The standard GNOME approach is to click on an Activities View button or hot spot usually located in the upper corner of the screen. That slides out a mini view of the work spaces as a panel from the right edge of the screen. Click the one you want and the panel slides away.
In Enso OS that activating button sits next to the main menu button on the Dock. Clicking it presents what is essentially an Expo thumbnail view pinched to the center of the screen. A sliver of the next workspace slides out from the left and right screen edge. Click the sliver to have that work space fill the full screen. Each work space also is represented by a square button across the bottom of the screen. Click the square to jump instantly to that work space.
I have used the traditional work spacer switcher for too long to really like the GNOME-based method, but the approach taken in Enso OS is at least more accessible for me. The work spaces phenomenon is probably one of the most controversial features that sets attitudes toward particular multitasking functionalities.
The developer’s website makes absolutely no mention of this distro’s technical specs, so I can not quote specifically the technical aspects of the Enso OS Dancing Daisy release. However, since version 0.3.1 is based on Xubuntu 18.04, the minimum hardware requirements should be fairly similar. In that case, here is a guide to what your computer needs inside to run this distro:
- 512 MiB of system memory (RAM)
- 5 GB of disk space
- Graphics card and monitor capable of 800×600 resolution
- 700 MHz Processor
Something else that is not mentioned — at least, it’s not included in the sparse documentation — is the password to the lock screen.
The lock screen kicks in by default after a brief period of inactivity when running the live session ISO. Before I got to the installation part of my testing procedure, I had set up a variety of setting changes. I swiveled around my semi-circle of machines to take notes for the review and then return to play around some more with this distro.
During one of my longer writing intervals, the lock screen kicked in. I had forgotten to disable that setting in Power Management. I had no choice but to reboot and do an installation before getting overly involved again and turning my back on the test computer.
After all the years I have been reviewing Linux distros, I still can not figure out why developers insist on an active lock screen in live session environments.

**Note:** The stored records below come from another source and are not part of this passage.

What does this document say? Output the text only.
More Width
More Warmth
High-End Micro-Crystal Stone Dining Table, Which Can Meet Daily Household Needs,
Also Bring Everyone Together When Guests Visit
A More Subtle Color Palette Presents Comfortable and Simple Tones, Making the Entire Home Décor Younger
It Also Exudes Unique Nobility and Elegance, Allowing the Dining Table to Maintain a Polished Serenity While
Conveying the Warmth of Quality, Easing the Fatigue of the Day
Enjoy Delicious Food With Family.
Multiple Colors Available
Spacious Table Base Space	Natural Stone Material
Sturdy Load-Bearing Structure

It is a raging pet peeve of mine, especially when no password is provided somewhere in the documentation.
Plan on spending some time adding software to this beta release. The best-stocked category with included applications is the Accessories section. The new Game category offers only Sudoku and Mines. Graphics include only Ristretto Image Viewer and Simple Scan. The Internet category includes Firefox Quantum Web browser, Thunderbird Mail, Transmission Bit Torrent Client and Web Browser.
The Office category is particularly disappointing. It lacks even the skimpiest of lightweight writing apps such as AbiWord. The included meager list of applications here is nothing more than accessories: Atril document viewer, Calendar, a dictionary and Orange Globaltime. The Sound and Video category has a music app, Parole Media Player, Pulse Audio control and Xburn.
The most impressive aspect of Enso OS is the tweaked desktop that combines a somewhat modified Xfce environment with key elements from Elementary OS. The result could be a better alternative to Xubuntu, depending on your computing preferences.
For an early beta release of a relatively new Linux distribution, Enso OS has much going for it. This distro also has numerous areas where the developer must grow the infrastructure.
Enso OS is clearly a distro that bears watching over the next few releases.